Portovaya is a final destination of the Gryazovets-Vyborg pipeline, where it is connected with Nord Stream

MOSCOW, September 6 (Itar-Tass) — Russian Prime Minister Vladimir Putin has arrived in Vyborg, the Leningrad region, where he launched the process of filling the first phase of the Nord Stream pipeline with technological gas at Portovaya compressor station.

The prime minister was taken to the station by a helicopter, where in the pipeline’s control room with one click of the mouse he launched an automatic system that started filling the pipeline with technological gas.
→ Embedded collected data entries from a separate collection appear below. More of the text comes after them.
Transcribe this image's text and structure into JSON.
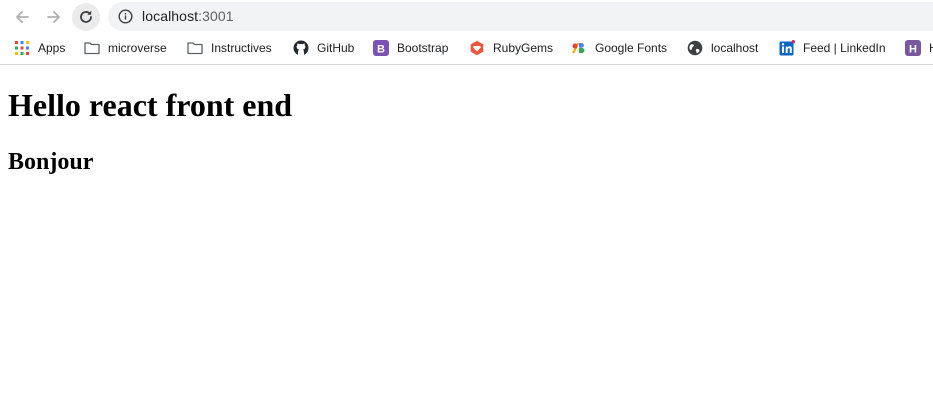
{
  "browser": {
    "url_host": "localhost",
    "url_port": ":3001",
    "icons": {
      "back": "arrow-left-icon",
      "forward": "arrow-right-icon",
      "reload": "reload-icon",
      "site_info": "info-icon"
    }
  },
  "bookmarks": [
    {
      "label": "Apps",
      "icon": "apps-grid-icon"
    },
    {
      "label": "microverse",
      "icon": "folder-icon"
    },
    {
      "label": "Instructives",
      "icon": "folder-icon"
    },
    {
      "label": "GitHub",
      "icon": "github-icon"
    },
    {
      "label": "Bootstrap",
      "icon": "bootstrap-icon"
    },
    {
      "label": "RubyGems",
      "icon": "rubygems-icon"
    },
    {
      "label": "Google Fonts",
      "icon": "google-fonts-icon"
    },
    {
      "label": "localhost",
      "icon": "globe-icon"
    },
    {
      "label": "Feed | LinkedIn",
      "icon": "linkedin-icon"
    },
    {
      "label": "H",
      "icon": "heroku-icon"
    }
  ],
  "page": {
    "heading": "Hello react front end",
    "subheading": "Bonjour"
  },
  "colors": {
    "omnibox_bg": "#f1f3f4",
    "bootstrap": "#7952b3",
    "rubygems": "#e9573f",
    "linkedin": "#0a66c2",
    "heroku": "#79589f"
  }
}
Portovaya is a final destination of the Gryazovets-Vyborg pipeline, where it is connected with Nord Stream.

The pipeline’s customer supplies are planned for October. The first phase’s annual gas throughput is 27.5 billion cubic meters.

The second phase is expected to be commissioned at the end of 2012. Over 650 kilometers of the pipeline have already been built.

Nord Stream’s designed capacity is 55 billion cubic meters a year. The 1.224-kilometre pipeline will run along the Baltic seabed from Vyborg to Germany’s Greifswald.

Nord Stream is a principally new route for Russian gas supplies to Europe that will allow to diversify export routes, reduce dependence from transit countries and increase reliability of gas exports to a European consumer. The target markets en route are Germany, Britain, the Netherlands, France, Denmark and other EU member-states.

According to the forecasts, the gas import in the EU member-states will surge by approximately 200 billion cubic meters or more than by 50 percent within ten years.

Directly linking the world’s largest gas reserves located in Russia with the European gas pipeline network Nord Stream can satisfy around 25 percent of additional demand for imported gas.